The first was the announcement by the European Court of Justice's senior legal advisor, the advocate general, that he believed bilateral agreements between European countries and the USA were against European trade law. This means that the court itself will almost certainly find the same when it reaches a decision later this year. The advocate general's opinion came as no surprise. It will mean, however, that the network of bilateral agreements, one of the last remnants of the old protectionist model, will be open to destruction in a series of court actions by companies aggrieved at being shut out from lucrative airports and routes.
The second was the brouhaha raised by the US Department of Transportation's decision to demand 224 London Heathrow slots - all of which were to go to US carriers - as the price of antitrust immunity for British Airways' alliance with American Airlines. The next few moves in the game were utterly predictable: the two airlines pulled out of the deal; the UK government cancelled open skies negotiations; and a BA rival, BMI British Midland, called for talks to restart under threat of legal action. The question is: why did the US government start this chain of events in the first place? British Airways had made it quite clear that such a high price would be unacceptable; did the US authorities really think this was a bluff?
Almost certainly not (although BA's subsequent claim that any price would have been too high almost certainly was). No, the most likely explanation is that the US government deliberately charged too high a price - effectively, they wrecked the talks on purpose.
Although the UK government was so keen for BA to get its alliance that it held the open skies talks as a hostage - if BA wasn't happy with its terms, the UK minister, John Spellar, would walk out - the US government was not equally keen to get the alliance for American. A report by the General Accounting Office last month found that the agreement would have only dubious benefits for US consumers, and so the USA had no compelling motive for a deal signed. It may still turn out, however, that the US government has been too clever by half, and that the end of the UK/US talks was the best thing for the European industry.
As the European advocate general pointed out, any bilateral agreement between the USA and an individual European country will be tilted far in the favour of the US side - superior economic muscle tells. EU/US negotiations would be between two blocs of roughly the same size - in fact, in population and total economic output, the EU outranks the USA, and so is likely to get a much better deal.
Second, with the UK denied a bilateral open-skies agreement this time, it will be eager to try again - with the hope of getting better terms next time. It could try to draw up a deal before the European Commission takes negotiating power for itself, but it has only a few months to do so - and runs the risk that the deal would then be promptly declared illegal.
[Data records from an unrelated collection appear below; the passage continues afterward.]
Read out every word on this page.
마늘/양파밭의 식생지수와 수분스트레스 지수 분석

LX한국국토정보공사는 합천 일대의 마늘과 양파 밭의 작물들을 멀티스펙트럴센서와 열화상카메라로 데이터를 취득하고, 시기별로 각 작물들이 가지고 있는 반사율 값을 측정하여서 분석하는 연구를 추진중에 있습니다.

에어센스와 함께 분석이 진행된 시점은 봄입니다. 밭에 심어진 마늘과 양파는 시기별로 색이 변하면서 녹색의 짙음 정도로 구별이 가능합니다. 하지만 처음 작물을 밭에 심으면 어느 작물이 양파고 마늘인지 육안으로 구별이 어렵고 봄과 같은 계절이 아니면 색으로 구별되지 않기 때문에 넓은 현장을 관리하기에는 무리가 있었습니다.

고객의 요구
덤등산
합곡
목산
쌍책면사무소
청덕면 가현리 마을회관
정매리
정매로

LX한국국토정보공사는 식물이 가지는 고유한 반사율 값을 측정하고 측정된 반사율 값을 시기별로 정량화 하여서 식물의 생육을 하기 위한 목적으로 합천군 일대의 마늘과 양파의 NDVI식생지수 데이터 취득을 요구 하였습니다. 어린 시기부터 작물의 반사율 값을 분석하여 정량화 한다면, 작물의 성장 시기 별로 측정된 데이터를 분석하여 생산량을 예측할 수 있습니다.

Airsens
A more sensible option would be to throw its considerable diplomatic weight behind EU-US negotiations - setting an example this way could prompt other European countries to commit to the EU-wide process, rather than attempt to defend their own indefensible bilaterals after the court's decision.
Third, if and when the court sends the European airline industry into a state of unregulated chaos - or, as a Commission spokesman put it with exquisite understatement, "certainly rather a difficult situation" - one of the chief barriers to consolidation of the over-fragmented and inefficient airline sector will have disappeared. The merger between British Airways and KLM is a case in point - talks collapsed in September 2000 for several reasons, one of which was that KLM could have lost the right to operate Schiphol-US flights under existing bilateral agreements. Such a merger, suggests the European Commission, could now go ahead - and, as is surely clear by now, the European airline industry is well overdue for mergers.
No-one should forget that there is more to the business than transatlantic flights - while the debate so far has revolved around US bilaterals, the court's judgement could throw European bilaterals around the world into doubt. The scene is set for the European airline industry's largest shake-up ever.